Health care has been identified as Canadians' number one public priority - and nurses play a central role in delivering health care.

Nurses advocate for health promotion, educate patients and the public on the prevention of illness and injury, provide care and assist in cure, participate in rehabilitation, and provide support. No other health care professional has such a broad and far-reaching role.

Nurses help families learn to become healthy by helping them understand the range of emotional, physical, mental and cultural experiences they encounter during health and illness. Nurses help people and their families cope with illness, deal with it, and if necessary live with it, so that other parts of their lives can continue.

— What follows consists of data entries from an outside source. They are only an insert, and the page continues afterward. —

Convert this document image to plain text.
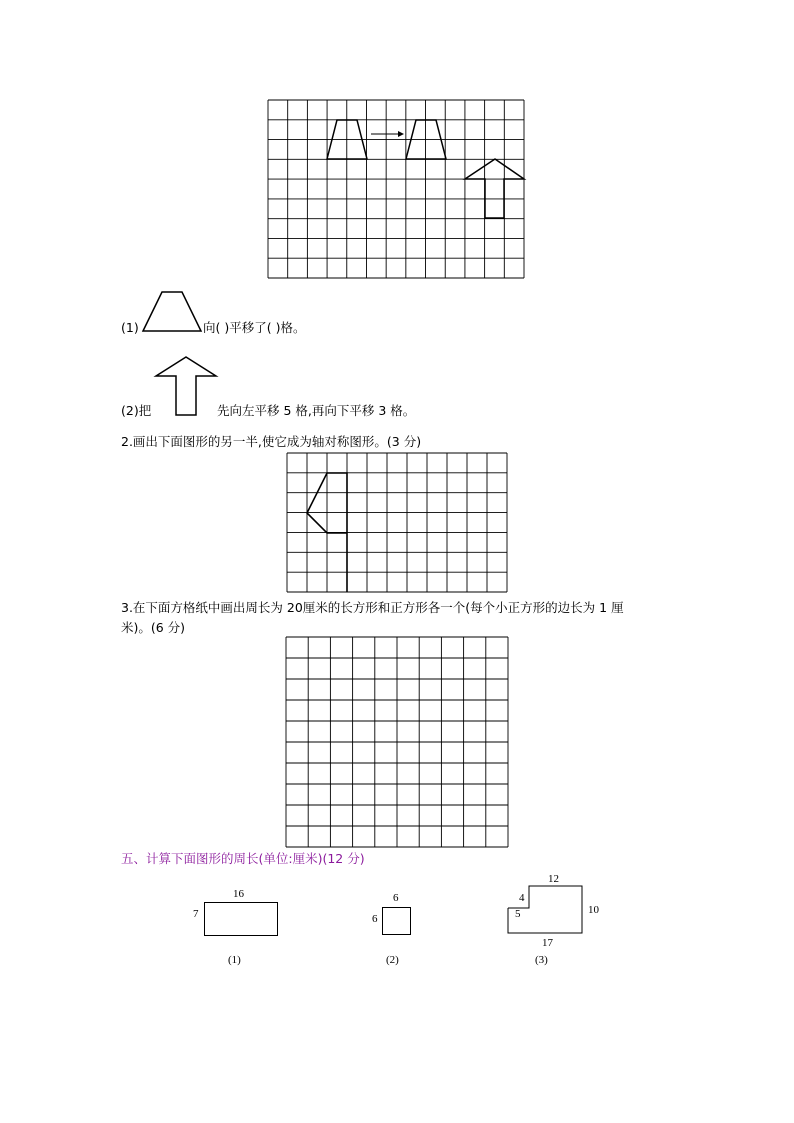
(1)	向( )平移了( )格。
(2)把	先向左平移 5 格,再向下平移 3 格。
2.画出下面图形的另一半,使它成为轴对称图形。(3 分)
3.在下面方格纸中画出周长为 20厘米的长方形和正方形各一个(每个小正方形的边长为 1 厘
米)。(6 分)
五、计算下面图形的周长(单位:厘米)(12 分)
16
7
(1)
6
6
(2)
12
4
5	10
17
(3)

Nurses do more than care for individuals. They have always have been at the forefront of change in health care and public health.

Nurses innovate. Florence Nightingale, regarded as the founder of modern nursing, is remembered as "the lady with the lamp" - yet she also collected data to prove that the main cause, by far, of fatalities in the Crimean War was not enemy fire, but infections attributed to improper sanitation. She was a pioneering statistician, probably the first person in history to use graphs and charts to persuade politicians to act. Today's university-trained nurses learn to trust their own first-hand observations to generate important research leads on significant topics.

Nurses provide ongoing assessment of people's health. Their round-the-clock presence, observation skills, and vigilance allow doctors to make better diagnoses and propose better treatments. Many lives have been saved because an attentive nurse picked upon early warning signs of an upcoming crisis like cardiac arrest or respiratory failure.